In this step, we need to consider the elimination factor. It can be known that there is variance contribution. Among the factors that have been introduced into the equation, the smallest variance contribution is factor 4. The imported f-test value of factor 3 is calculated as 0.0183.

The f test value of factor 4 is 1.863, which is less than 3.28 (check the F distribution table). Factor 3 cannot be introduced, and factor 4 needs to be eliminated. At this time, the number of factors introduced in the equation is 2

# Choose whether to exclude factors,
# Parameter description: r is the augmented matrix, v is the variance contribution value, k is the subscript of the factor with the largest variance contribution value,t is the number of factors currently entering the equation
def delete_factor(r,v,k,t):
 row = data.shape[0] #Sample size
 col = data.shape[1]-1 #Number of predictors
 # Calculate variance ratio
 f =(row - t -1)* v[0, k -1]/ r[col, col]
 # print(calc_vari_contri(r))return f
# Factor 3 import test value 0.018233473487350636
f=select_factor(r,v,3,3)print(f)
# Factor 4 elimination test value 1.863262422188088
f=delete_factor(r,v,4,3)print(f)

Transform the matrix here and calculate the variance contribution

, The introduced factors (factors 1 and 2) have the smallest contribution to the variance of factor 1, and the largest contribution to the introduction of factor variance is factor 4. Calculate the imported f-test value and eliminate the f-test value of the two

# Factor 4 imported test value 1.8632624221880876, less than 3.28 Cannot be introduced
f=select_factor(r,v,4,2)print(f)
# Factor 1 rejection test value 146.52265486251397,Greater than 3.28 can not be removed
f=delete_factor(r,v,1,2)print(f)

Variables cannot be eliminated or introduced, and the calculation of stepwise regression is stopped at this time. The factors introduced into the equation are predictor 1 and predictor 2, with the help of the multiple regression written in the previous blog. Multivariate regression is performed on the predictor and forecast object entered into the equation. Output the prediction results of multiple regression, once as a constant term, the prediction coefficient of the first factor, and the prediction coefficient of the second factor.
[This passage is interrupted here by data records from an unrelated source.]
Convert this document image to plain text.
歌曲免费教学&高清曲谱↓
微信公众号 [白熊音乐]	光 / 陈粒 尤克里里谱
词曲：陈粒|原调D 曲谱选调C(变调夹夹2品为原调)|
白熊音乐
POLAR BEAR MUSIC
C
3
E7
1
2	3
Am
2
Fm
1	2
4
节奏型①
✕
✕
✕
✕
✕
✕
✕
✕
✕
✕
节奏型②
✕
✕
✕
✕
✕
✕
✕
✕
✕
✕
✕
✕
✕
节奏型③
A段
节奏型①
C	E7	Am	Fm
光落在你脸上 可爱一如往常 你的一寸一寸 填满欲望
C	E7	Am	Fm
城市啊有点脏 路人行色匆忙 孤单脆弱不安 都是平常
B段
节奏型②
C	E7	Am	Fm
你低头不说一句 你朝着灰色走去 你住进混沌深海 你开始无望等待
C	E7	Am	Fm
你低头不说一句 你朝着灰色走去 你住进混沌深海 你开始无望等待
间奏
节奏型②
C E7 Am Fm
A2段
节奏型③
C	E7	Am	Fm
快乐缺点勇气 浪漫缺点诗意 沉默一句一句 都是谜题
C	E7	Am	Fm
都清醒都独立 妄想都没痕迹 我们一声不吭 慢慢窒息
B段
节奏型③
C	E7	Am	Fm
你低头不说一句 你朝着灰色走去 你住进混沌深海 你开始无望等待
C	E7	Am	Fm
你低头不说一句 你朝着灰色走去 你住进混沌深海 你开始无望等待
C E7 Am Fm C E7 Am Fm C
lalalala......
# Factor 1 and Factor 2 enter the equation
# Perform multiple regression on the predictors entered into the equation
# regs=LinearRegression()
X=data[:,0:2]
Y=data[:,4]
X=np.mat(np.c_[np.ones(X.shape[0]),X])#Add constant coefficients to the coefficient matrix
Y=np.mat(Y)#Convert array to matrix
# print(X)
B=np.linalg.inv(X.T*X)*(X.T)*(Y.T)print(B.T)#Output coefficient,The first term is a constant term, the others are regression coefficients
### Output##
#[[52.577348881.468305740.66225049]]

The above article using python to achieve gradual regression is all the content shared by the editor, I hope to give you a reference.